Le village du Sappey-en-Chartreuse (38) veut maîtriser son développement urbain

Pour infléchir son développement et éloigner le spectre du "village dortoir de la vallée", Le Sappey-en-Chartreuse (Isère) a engagé une politique d'aménagement urbain volontariste... qui se heurte à l'image d'Epinal du bourg de moyenne montagne.

Commune de moyenne montagne d'un millier d'âmes, Le Sappey-en-Chartreuse est située à la porte du parc naturel régional (PNR) de Chartreuse et à la charnière de l'agglomération grenobloise. Cette situation à l'articulation de deux territoires engendre une interdépendance accrue entre territoires urbains et ceux de moyenne montagne, mais aussi des flux pendulaires et touristiques, ou encore l'arrivée de nouveaux résidents. A cela s'ajoute un problème d'organisation propre à la commune : Le Sappey n'a pas de vrai centre de gravité. Dans le cadre de son contrat de développement diversifié, qui structure l'action communale (lire ci-contre), la mairie a souhaité engager une démarche innovante pour un village de moyenne montagne : un marché de définition visant à élaborer un projet d'aménagement urbain (lire ci-contre).
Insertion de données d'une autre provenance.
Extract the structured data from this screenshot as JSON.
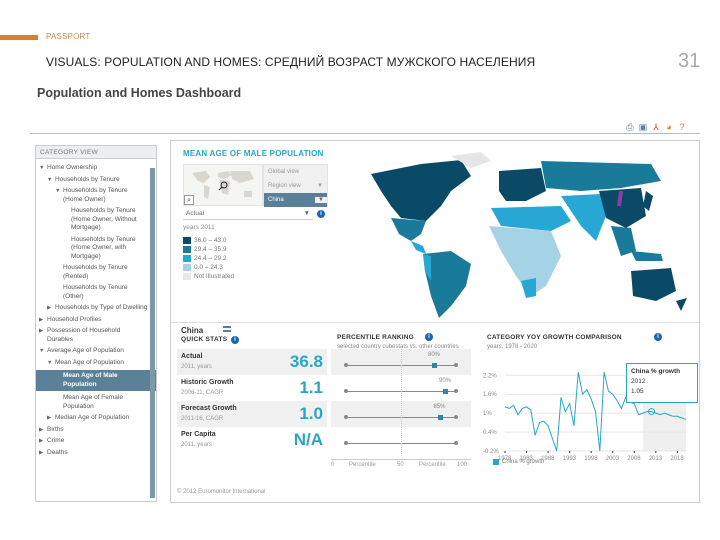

Cette démarche expérimentale est soutenue par un pôle de compétences réunissant le syndicat mixte du schéma directeur, le PNR de Chartreuse, le CAUE (conseil d'architecture, d'urbanisme et d'environnement), l'agence d'urbanisme de la région grenobloise (Aurg) et les élus de la commune et ceux de la communauté de communes du Balcon sud de Chartreuse dont fait partie Le Sappey.
Lauréate du marché de définition début 2004, l'agence Les Pressés de la cité s'est vu confier le marché de maîtrise d'oeuvre urbaine avec pour mission "l'aménagement de l'axe central du village et l'étude de deux opérations de réhabilitation".

Transformer la route en rue

En juin 2004, Les Pressés de la cité ont rendu leur copie, construite autour de l'idée de resserrement et de réorganisation du centre-village autour de son axe principal qu'est la voie départementale. "Nous voulons recréer un espace de vie en transformant la route en rue", résume le maire Roger Caracache. En découlent les principes d'aménagement suivants : la reconfiguration de la départementale 512 à l'entrée et dans sa traversée du village (rétrécissement de la chaussée, création de chicanes), l'aménagement de la place (avec notamment l'achat d'un bâtiment qui devrait regrouper, à moyen terme, mairie, bibliothèque et services publics) et d'espaces publics dédiés au piéton. Pour accompagner cette restructuration et dans le but de satisfaire les besoins des habitants et des nouveaux arrivants, la commune souhaitait accueillir deux opérations de logements sur les friches situées à l'entrée et à la sortie du centre-village.
A l'entrée sud du village sera menée la réhabilitation de bâtiments vacants. L'opération, déjà engagée, prévoyait initialement douze logements locatifs privés, pour plus de souplesse. Elle sera complétée par une seconde tranche de dix à douze logements en accession et location, ainsi que de deux à trois commerces et services sur 200 m2 et des parkings. Au nord, le projet initié par la commune consiste en une opération de douze logements locatifs sociaux confiés au bailleur isérois Actis, sur une friche artisanale.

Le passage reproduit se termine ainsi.